The Revolution May Fail, but That Doesn't Mean It's Over
However, the game also offers a counterpoint by revealing the mythic creature Insulindian Phasmid, which had been the goal in a side quest at the end of the game. The side quest of going after the mystical, gigantic cryptid that nobody is even sure of its existence may at first seem to be an impossible task, like chasing a rainbow. However, the reveal and message of the Insulindian Phasmid at the very end of the game is a critical culmination of the theme of revolution and disco. Can you really call the efforts of the revolutionists who even sacrificed their own lives to change their lives and the world, which we've so far been calling the failed revolution, nothing more than a failure?
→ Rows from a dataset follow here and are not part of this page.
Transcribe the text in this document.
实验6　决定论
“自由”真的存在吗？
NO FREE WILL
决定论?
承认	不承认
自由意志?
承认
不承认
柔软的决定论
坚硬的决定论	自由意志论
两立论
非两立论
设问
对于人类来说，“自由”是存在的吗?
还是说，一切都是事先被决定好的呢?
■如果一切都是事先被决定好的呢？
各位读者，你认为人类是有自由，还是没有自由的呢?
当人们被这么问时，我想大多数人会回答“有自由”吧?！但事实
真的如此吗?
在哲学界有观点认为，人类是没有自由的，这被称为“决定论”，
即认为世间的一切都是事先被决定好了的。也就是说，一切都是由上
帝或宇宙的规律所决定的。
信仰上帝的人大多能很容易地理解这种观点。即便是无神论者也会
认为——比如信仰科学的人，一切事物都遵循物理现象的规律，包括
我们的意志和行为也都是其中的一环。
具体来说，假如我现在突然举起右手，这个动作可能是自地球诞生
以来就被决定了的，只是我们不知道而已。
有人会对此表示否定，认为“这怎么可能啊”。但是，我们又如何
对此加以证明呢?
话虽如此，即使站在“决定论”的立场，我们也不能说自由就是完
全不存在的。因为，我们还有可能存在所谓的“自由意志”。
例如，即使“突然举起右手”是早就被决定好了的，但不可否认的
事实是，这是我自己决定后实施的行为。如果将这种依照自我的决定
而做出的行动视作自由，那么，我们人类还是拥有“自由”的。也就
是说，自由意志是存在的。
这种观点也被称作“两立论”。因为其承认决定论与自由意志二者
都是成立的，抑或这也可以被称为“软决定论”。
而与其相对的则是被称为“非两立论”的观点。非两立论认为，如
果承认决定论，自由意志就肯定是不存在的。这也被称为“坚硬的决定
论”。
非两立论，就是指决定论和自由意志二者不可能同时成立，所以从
The moment when the hero gets to see the fabled Insulindian Phasmid with his own eyes at the very end of the game poses this question: Are the idea humanity calls revolution and has been endlessly chasing even though we know we'll never reach it and the failed steps we've taken over the course really pointless?
To those of us living in the 21st century, the word revolution seems to be associated with suffering and failure. Numerous revolutions, including the Paris Commune reflected in the game and the Russian Revolution after it, and the more recent revolts in the Arab world and the Umbrella Revolution in Hong Kong, have failed in our history, where the people had to go back to their previous afflictions. However, we are also survivors who stand on the remains of all those failed revolutions over the course of human history. Also, disco may be a vestige of the dismay and frustration born out of the failures in the 1960s. Thus, Disco Elysium is set against a city of a failed revolution and deliberately includes this outdated genre of music called disco in its title to indicate that the central theme of this game is not the murder case but a history of a failed revolution. The inclusion of an old couple who devote their lives to a seemingly impossible task of discovering a mythical creature and the existence of that illusive cryptid at the end of the story asks us how we shall address the history of failure and frustration called revolution, which could also be considered an unattainable holy grail. Thus, Disco Elysium becomes a poignant question about our own era as the remnants of failed revolutions.
Thus, Disco Elysium becomes a poignant self-examination of our own era as the remnants of failed revolutions.